You’ll never get me to say anything bad about the guy who uncovered the full extent of the Theranos con. In this time of Passover, had John Carreyrou done nothing but write Bad Blood: Secrets and Lies in a Silicon Valley Startup and the Wall Street Journal articles that preceded it, it would have been enough for us.
But Carreyrou’s assertion today in the New York Times that he’s solved the mystery of Satoshi and it’s Adam Back … we don’t think so.
Carreyou begins his million-word Times article describing how he had long been obsessed with solving Bitcoin’s original riddle – the identity of its inventor, Satoshi Nakamoto. By the time the HBO documentary “Money Electric: The Bitcoin Mystery” aired in 2024 and made its weak claim that Satoshi was Canadian software developer Peter Todd, Carreyou had already spent several years trying to answer the question definitively. And given up.

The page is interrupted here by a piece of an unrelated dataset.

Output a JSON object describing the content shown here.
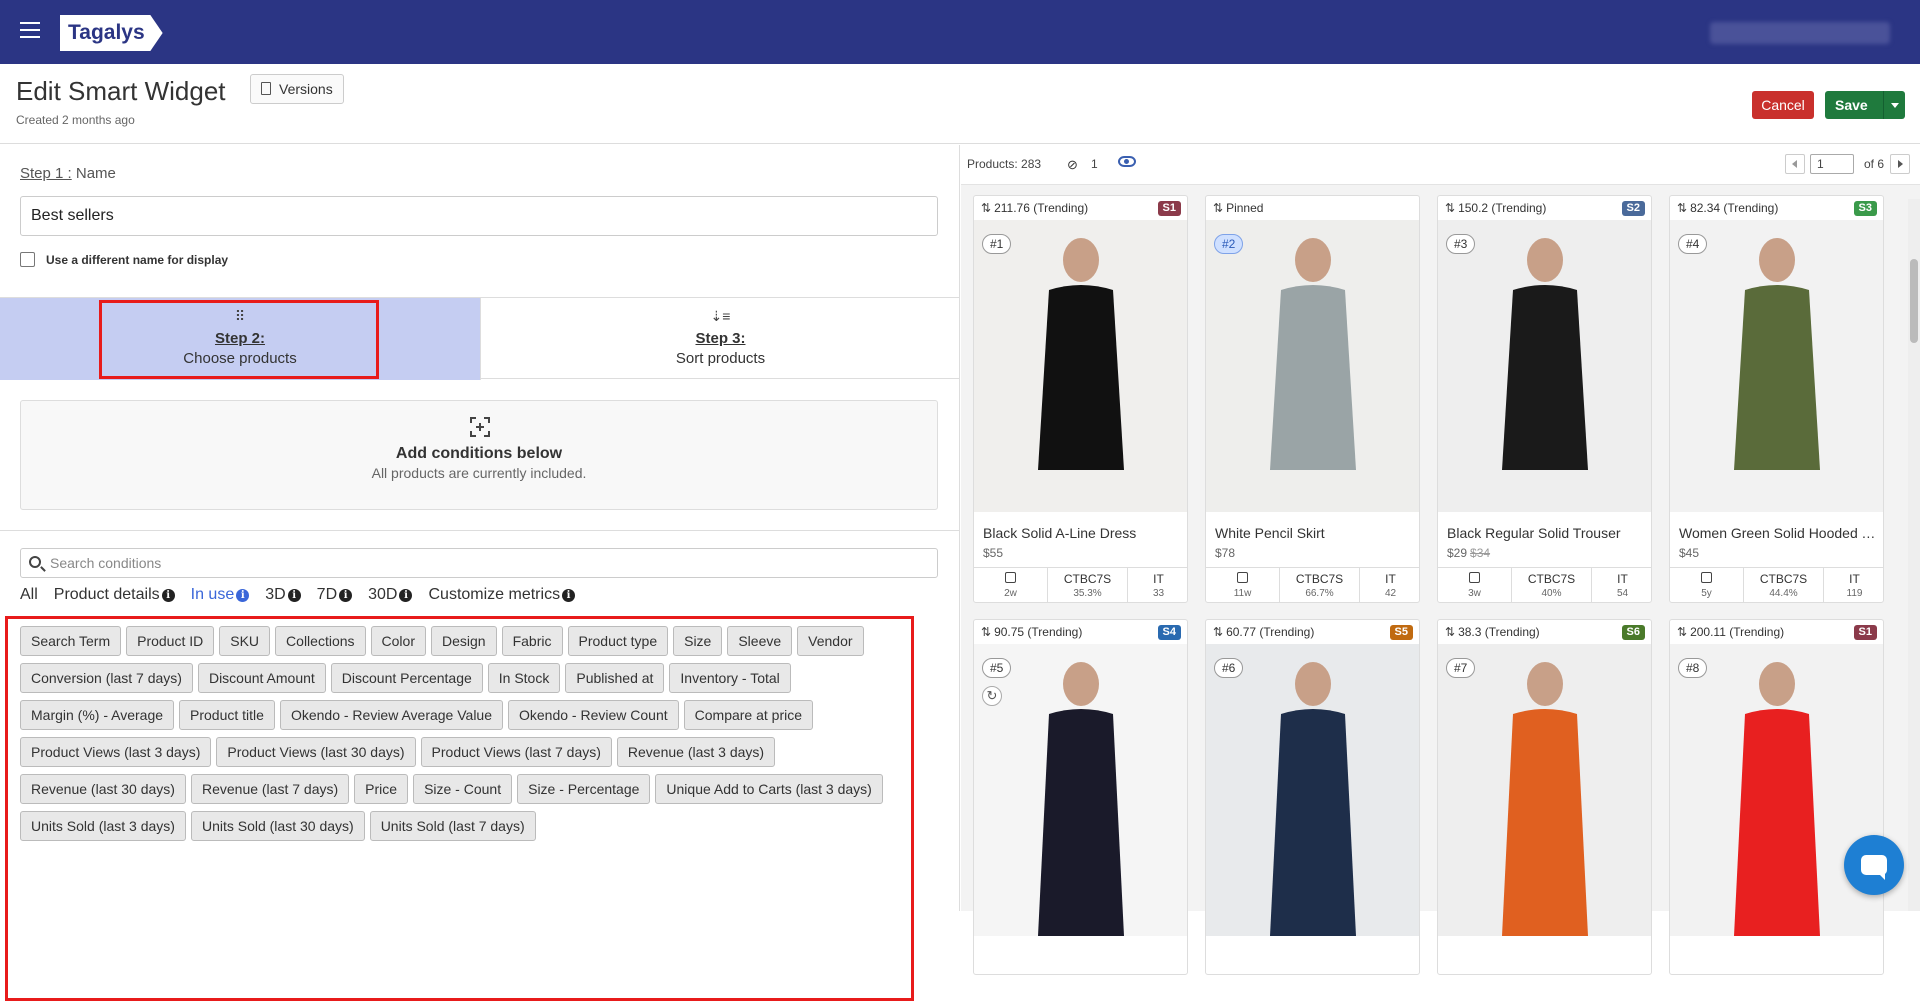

It’s a story that’s vexed plenty beyond HBO. Our own original reporting on Satoshi wannabe Craig Wright remains one of the best-read stories in the history of Modern Consensus.
Now, Carreyou points to 55-UK computer scientist Adam Back as his prime suspect. Carreyou cites similarities in writing, British spellings and vocabulary, and the timing of his research. In fact, Back was definitely one of the earliest people contacted by Satoshi in 2008. Back’s Proof-of-Work system (Hashcash) was cited in the original Bitcoin whitepaper, placing him near in time and mindspace to the project’s birth.
But some of Carreyou’s specifics either don’t add up or don’t amount to much. In comparing Back’s writing, he noted, “Satoshi put two spaces between sentences and used British spellings. He sometimes confused “it’s” and “its” and ended some sentences with “also.” He spelled “bugfix” as one word instead of two and “half way” and “down side” as two words instead of one.”
These are commonplace mistakes or at least not idiosyncratic enough to resemble a model of car let alone a make.
There’s also the Batman-Bruce Wayne assertion. According to Carreyou, “When Satoshi appeared, Mr. Back disappeared.” He writes, “After unveiling his invention [in 2008], Satoshi spent two and a half years trying to improve it. Then, in 2011, he famously disappeared. Mr. Back followed that same pattern, but in reverse. For more than a decade, whenever Cypherpunks discussed electronic money, Mr. Back almost always chimed in. But when Bitcoin, the closest manifestation of the vision he had laid out, was announced in late 2008, Mr. Back was nowhere to be found. Six weeks after Satoshi disappeared, Mr. Back posted about Bitcoin for the first time.” That’s not exactly a tight timeline. And it could easily be the behavior of someone hoping to be perceived as Satoshi.
But that’s the most compelling counter-evidence. Back himself has strongly denied being Satoshi, including this morning after the Times published. If he was actually Satoshi, but wanted people not to believe he was, he could easily have posted as Satoshi and Back simultaneously. The non-overlapping reads more as coincidence or intentionally trying to be perceived as Satoshi than it does as actually being Satoshi but not wanting it know.
As Back writes in his denial on X, “i’m not satoshi, but I was early in laser focus on the positive societal implications of cryptography, online privacy and electronic cash, hence my ~1992 onwards active interest in applied research on ecash, privacy tech on cypherpunks list which led to hashcash and other ideas.” (the whole thread is very much worth reading; whoever Back is or is not, he’s a hell of an articulate dude and innovator.)